Attanayake, K.B.; Piyadasa, E.R.; Ratnayake, A.D.A.; Sangakkara, U.R. 1993. The role of Effective Microorganisms in releasing nutrients from organic matter. Second Conference of Effective Microorganisms (EM) Proceedings. pp 7-14.

Daly, M.; Okuda, A. 1998. (Unpublished). New Zealand EM Application Manual. 6pp.

Higa, T; Parr, J.F. 1994. Beneficial and Effective Microorganisms for a Sustainable Agriculture and Environment. International Nature Farming research Center, Japan.

Xu, H. 2000. Soil-root interface water potential in sweet corn as affected by organic fertilizer and a microbial inoculant. In Xu, H.; Parr, J.F.; Umemura, H. (eds) Nature Farming and Microbial Applications. Pp139-156 The Haworth Press Inc. New York.

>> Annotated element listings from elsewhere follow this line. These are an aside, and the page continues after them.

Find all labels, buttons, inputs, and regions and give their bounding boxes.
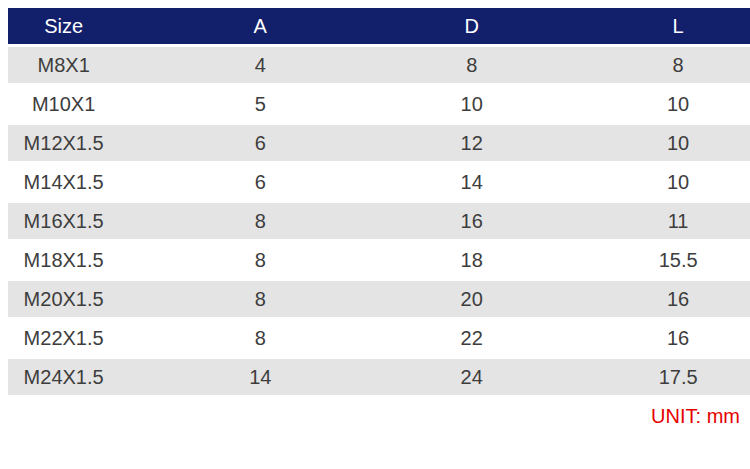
size-cell: M18X1.5	[8, 242, 119, 281]
value-cell: 6	[119, 164, 401, 203]
table-header-row: SizeADL	[8, 8, 750, 47]
value-cell: 22	[401, 320, 542, 359]
value-cell: 20	[401, 281, 542, 320]
size-cell: M8X1	[8, 47, 119, 86]
table-row: M14X1.561410	[8, 164, 750, 203]
value-cell: 14	[401, 164, 542, 203]
size-cell: M22X1.5	[8, 320, 119, 359]
value-cell: 10	[401, 86, 542, 125]
value-cell: 16	[542, 320, 750, 359]
spec-sheet-page: SizeADL M8X1488M10X151010M12X1.561210M14…	[0, 0, 750, 469]
value-cell: 15.5	[542, 242, 750, 281]
column-header-l: L	[542, 8, 750, 47]
value-cell: 10	[542, 86, 750, 125]
size-cell: M10X1	[8, 86, 119, 125]
table-row: M18X1.581815.5	[8, 242, 750, 281]
column-header-a: A	[119, 8, 401, 47]
value-cell: 8	[542, 47, 750, 86]
column-header-d: D	[401, 8, 542, 47]
value-cell: 18	[401, 242, 542, 281]
value-cell: 4	[119, 47, 401, 86]
value-cell: 8	[401, 47, 542, 86]
value-cell: 11	[542, 203, 750, 242]
value-cell: 14	[119, 359, 401, 398]
value-cell: 24	[401, 359, 542, 398]
table-row: M10X151010	[8, 86, 750, 125]
value-cell: 8	[119, 203, 401, 242]
table-row: M24X1.5142417.5	[8, 359, 750, 398]
value-cell: 10	[542, 164, 750, 203]
table-row: M12X1.561210	[8, 125, 750, 164]
value-cell: 16	[542, 281, 750, 320]
value-cell: 16	[401, 203, 542, 242]
table-row: M22X1.582216	[8, 320, 750, 359]
value-cell: 10	[542, 125, 750, 164]
value-cell: 8	[119, 320, 401, 359]
table-row: M8X1488	[8, 47, 750, 86]
spec-table: SizeADL M8X1488M10X151010M12X1.561210M14…	[8, 8, 750, 398]
size-cell: M20X1.5	[8, 281, 119, 320]
value-cell: 6	[119, 125, 401, 164]
table-header: SizeADL	[8, 8, 750, 47]
table-row: M20X1.582016	[8, 281, 750, 320]
column-header-size: Size	[8, 8, 119, 47]
value-cell: 5	[119, 86, 401, 125]
value-cell: 17.5	[542, 359, 750, 398]
table-body: M8X1488M10X151010M12X1.561210M14X1.56141…	[8, 47, 750, 398]
size-cell: M24X1.5	[8, 359, 119, 398]
size-cell: M12X1.5	[8, 125, 119, 164]
value-cell: 12	[401, 125, 542, 164]
value-cell: 8	[119, 281, 401, 320]
size-cell: M14X1.5	[8, 164, 119, 203]
value-cell: 8	[119, 242, 401, 281]
size-cell: M16X1.5	[8, 203, 119, 242]
table-row: M16X1.581611	[8, 203, 750, 242]
unit-note: UNIT: mm	[8, 405, 750, 428]
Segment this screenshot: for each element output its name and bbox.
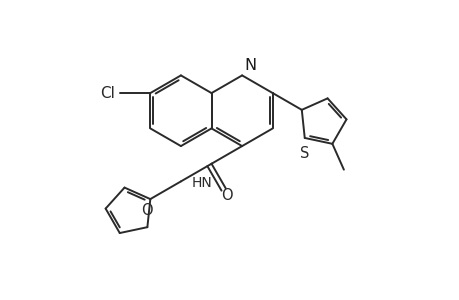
Text: O: O — [141, 203, 153, 218]
Text: HN: HN — [191, 176, 212, 190]
Text: N: N — [244, 58, 256, 74]
Text: Cl: Cl — [101, 85, 115, 100]
Text: S: S — [299, 146, 309, 161]
Text: O: O — [221, 188, 233, 203]
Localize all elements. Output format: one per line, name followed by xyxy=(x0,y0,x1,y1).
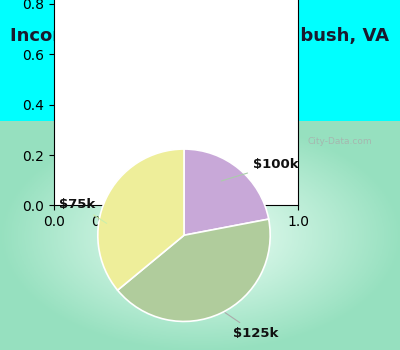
Text: $75k: $75k xyxy=(59,198,107,223)
Wedge shape xyxy=(118,219,270,321)
Wedge shape xyxy=(98,149,184,290)
Text: $125k: $125k xyxy=(225,313,278,340)
Text: White residents: White residents xyxy=(128,83,272,98)
Text: City-Data.com: City-Data.com xyxy=(307,137,372,146)
Text: Income distribution in Greenbush, VA
(%): Income distribution in Greenbush, VA (%) xyxy=(10,27,390,67)
Wedge shape xyxy=(184,149,269,235)
Text: $100k: $100k xyxy=(221,158,298,181)
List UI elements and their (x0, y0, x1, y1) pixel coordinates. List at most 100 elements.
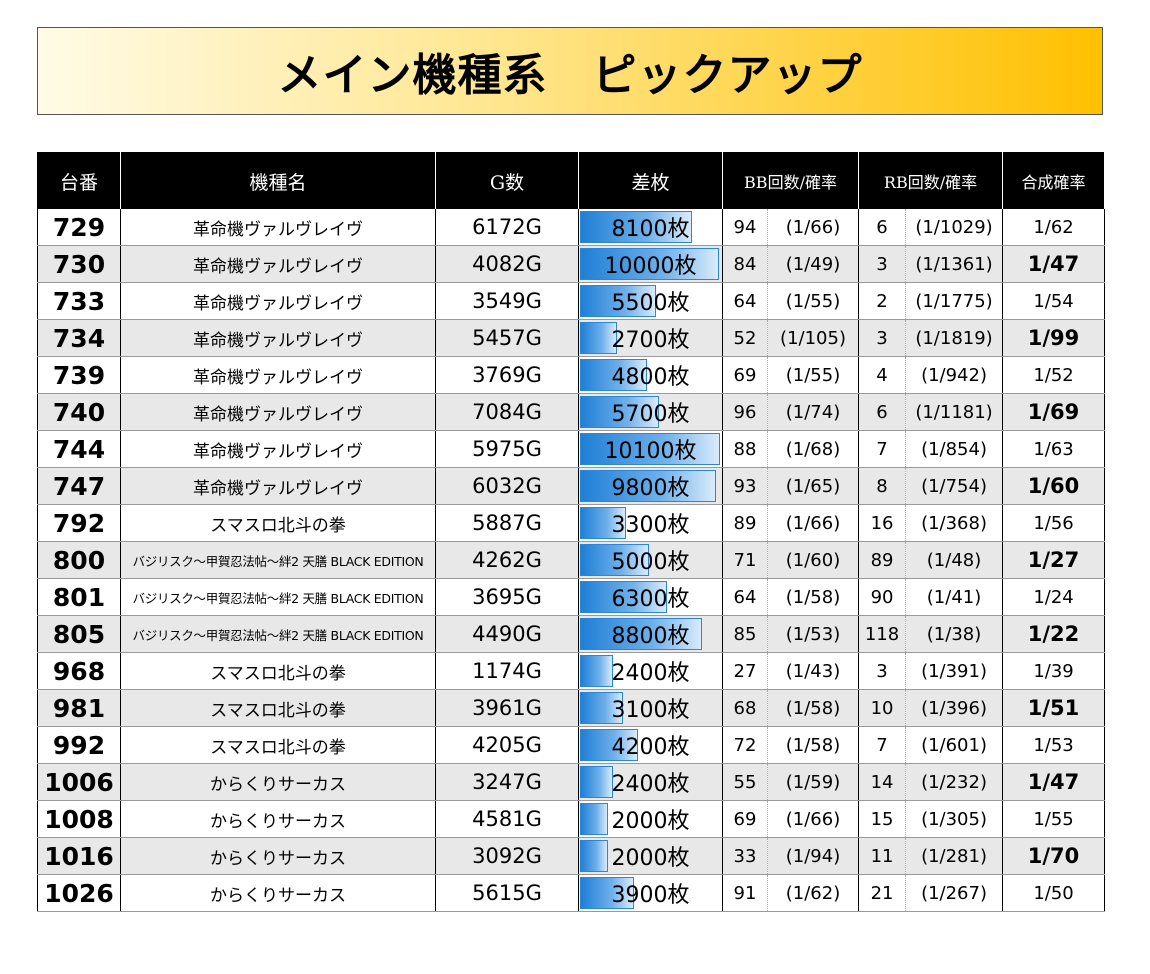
diff-value: 6300枚 (611, 587, 690, 612)
bb-rate-cell: (1/74) (767, 393, 860, 431)
rb-count-cell: 14 (858, 763, 907, 801)
bb-rate-cell: (1/49) (767, 245, 860, 283)
diff-cell: 2400枚 (578, 652, 723, 690)
bb-rate-cell: (1/105) (767, 319, 860, 357)
table-row: 729 革命機ヴァルヴレイヴ 6172G 8100枚 94 (1/66) 6 (1/1029)… (37, 209, 1106, 246)
diff-bar (580, 877, 634, 909)
table-row: 1008 からくりサーカス 4581G 2000枚 69 (1/66) 15 (1/305) 1… (37, 800, 1106, 838)
bb-count-cell: 85 (722, 615, 768, 653)
games-cell: 7084G (435, 393, 579, 431)
combo-cell: 1/53 (1002, 726, 1106, 764)
rb-rate-cell: (1/391) (905, 652, 1004, 690)
combo-cell: 1/69 (1002, 393, 1106, 431)
diff-value: 4200枚 (611, 735, 690, 760)
header-combo: 合成確率 (1002, 152, 1106, 209)
diff-bar (580, 803, 608, 835)
rb-rate-cell: (1/754) (905, 467, 1004, 505)
diff-cell: 5000枚 (578, 541, 723, 579)
combo-cell: 1/56 (1002, 504, 1106, 542)
games-cell: 3092G (435, 837, 579, 875)
table-row: 730 革命機ヴァルヴレイヴ 4082G 10000枚 84 (1/49) 3 (1/1361… (37, 245, 1106, 283)
diff-bar (580, 322, 617, 354)
table-row: 800 バジリスク～甲賀忍法帖～絆2 天膳 BLACK EDITION 4262G 5… (37, 541, 1106, 579)
header-bb: BB回数/確率 (722, 152, 860, 209)
diff-cell: 6300枚 (578, 578, 723, 616)
bb-count-cell: 69 (722, 800, 768, 838)
diff-bar (580, 248, 719, 280)
table-row: 968 スマスロ北斗の拳 1174G 2400枚 27 (1/43) 3 (1/391) 1/3… (37, 652, 1106, 690)
games-cell: 5975G (435, 430, 579, 468)
table-row: 992 スマスロ北斗の拳 4205G 4200枚 72 (1/58) 7 (1/601) 1/5… (37, 726, 1106, 764)
model-cell: スマスロ北斗の拳 (120, 726, 436, 764)
diff-bar (580, 544, 649, 576)
games-cell: 5615G (435, 874, 579, 912)
table-row: 1016 からくりサーカス 3092G 2000枚 33 (1/94) 11 (1/281) 1… (37, 837, 1106, 875)
machine-no-cell: 981 (37, 689, 121, 727)
diff-value: 2700枚 (611, 328, 690, 353)
model-cell: バジリスク～甲賀忍法帖～絆2 天膳 BLACK EDITION (120, 578, 436, 616)
diff-value: 3100枚 (611, 698, 690, 723)
bb-rate-cell: (1/66) (767, 504, 860, 542)
bb-count-cell: 71 (722, 541, 768, 579)
games-cell: 6172G (435, 209, 579, 246)
games-cell: 4205G (435, 726, 579, 764)
model-cell: 革命機ヴァルヴレイヴ (120, 209, 436, 246)
model-cell: 革命機ヴァルヴレイヴ (120, 430, 436, 468)
games-cell: 4262G (435, 541, 579, 579)
machine-no-cell: 1008 (37, 800, 121, 838)
bb-rate-cell: (1/59) (767, 763, 860, 801)
diff-value: 3300枚 (611, 513, 690, 538)
rb-rate-cell: (1/38) (905, 615, 1004, 653)
machine-no-cell: 739 (37, 356, 121, 394)
bb-rate-cell: (1/58) (767, 726, 860, 764)
pickup-table: 台番 機種名 G数 差枚 BB回数/確率 RB回数/確率 合成確率 729 革命機… (37, 152, 1106, 912)
rb-count-cell: 3 (858, 245, 907, 283)
table-row: 747 革命機ヴァルヴレイヴ 6032G 9800枚 93 (1/65) 8 (1/754) 1… (37, 467, 1106, 505)
table-row: 981 スマスロ北斗の拳 3961G 3100枚 68 (1/58) 10 (1/396) 1/… (37, 689, 1106, 727)
diff-cell: 5700枚 (578, 393, 723, 431)
diff-value: 4800枚 (611, 365, 690, 390)
machine-no-cell: 801 (37, 578, 121, 616)
rb-count-cell: 118 (858, 615, 907, 653)
diff-bar (580, 285, 656, 317)
machine-no-cell: 730 (37, 245, 121, 283)
bb-rate-cell: (1/58) (767, 578, 860, 616)
bb-rate-cell: (1/58) (767, 689, 860, 727)
games-cell: 3961G (435, 689, 579, 727)
diff-value: 8100枚 (611, 217, 690, 242)
model-cell: 革命機ヴァルヴレイヴ (120, 319, 436, 357)
combo-cell: 1/54 (1002, 282, 1106, 320)
rb-rate-cell: (1/942) (905, 356, 1004, 394)
table-row: 734 革命機ヴァルヴレイヴ 5457G 2700枚 52 (1/105) 3 (1/1819… (37, 319, 1106, 357)
bb-count-cell: 69 (722, 356, 768, 394)
diff-bar (580, 840, 608, 872)
rb-rate-cell: (1/232) (905, 763, 1004, 801)
machine-no-cell: 968 (37, 652, 121, 690)
bb-count-cell: 84 (722, 245, 768, 283)
table-row: 1006 からくりサーカス 3247G 2400枚 55 (1/59) 14 (1/232) 1… (37, 763, 1106, 801)
rb-count-cell: 7 (858, 430, 907, 468)
bb-count-cell: 91 (722, 874, 768, 912)
table-row: 801 バジリスク～甲賀忍法帖～絆2 天膳 BLACK EDITION 3695G 6… (37, 578, 1106, 616)
rb-count-cell: 8 (858, 467, 907, 505)
diff-value: 10000枚 (604, 254, 697, 279)
bb-rate-cell: (1/55) (767, 356, 860, 394)
bb-rate-cell: (1/43) (767, 652, 860, 690)
rb-rate-cell: (1/281) (905, 837, 1004, 875)
rb-count-cell: 3 (858, 319, 907, 357)
combo-cell: 1/39 (1002, 652, 1106, 690)
bb-count-cell: 64 (722, 282, 768, 320)
machine-no-cell: 747 (37, 467, 121, 505)
header-rb: RB回数/確率 (858, 152, 1004, 209)
diff-value: 2400枚 (611, 661, 690, 686)
diff-cell: 2000枚 (578, 837, 723, 875)
diff-bar (580, 396, 659, 428)
games-cell: 3247G (435, 763, 579, 801)
machine-no-cell: 1016 (37, 837, 121, 875)
games-cell: 6032G (435, 467, 579, 505)
diff-value: 5000枚 (611, 550, 690, 575)
diff-cell: 4800枚 (578, 356, 723, 394)
bb-count-cell: 93 (722, 467, 768, 505)
diff-value: 9800枚 (611, 476, 690, 501)
diff-cell: 9800枚 (578, 467, 723, 505)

Xu, H.; Wang, R.; Mridha, A.U. 2000 Effects of Organic Fertilizers and a Microbial inoculant on Leaf Photosynthesis and Fruit Yield and Quality of Tomato Plants. In Xu, H.; Parr, J.F.; Umemura, H. (eds) Nature Farming and Microbial Applications. Pp 235-243. The Haworth Press, Inc. New York.

Yamada, K.; Xu, H. 2000. Properties and applications of an organic fertilizer inoculated with Effective Microorganisms. In Xu, H.; Parr, J.F.; Umemura, H. (eds) Nature Farming and Microbial Applications. Pp 255-268 The Haworth Press, Inc. New York.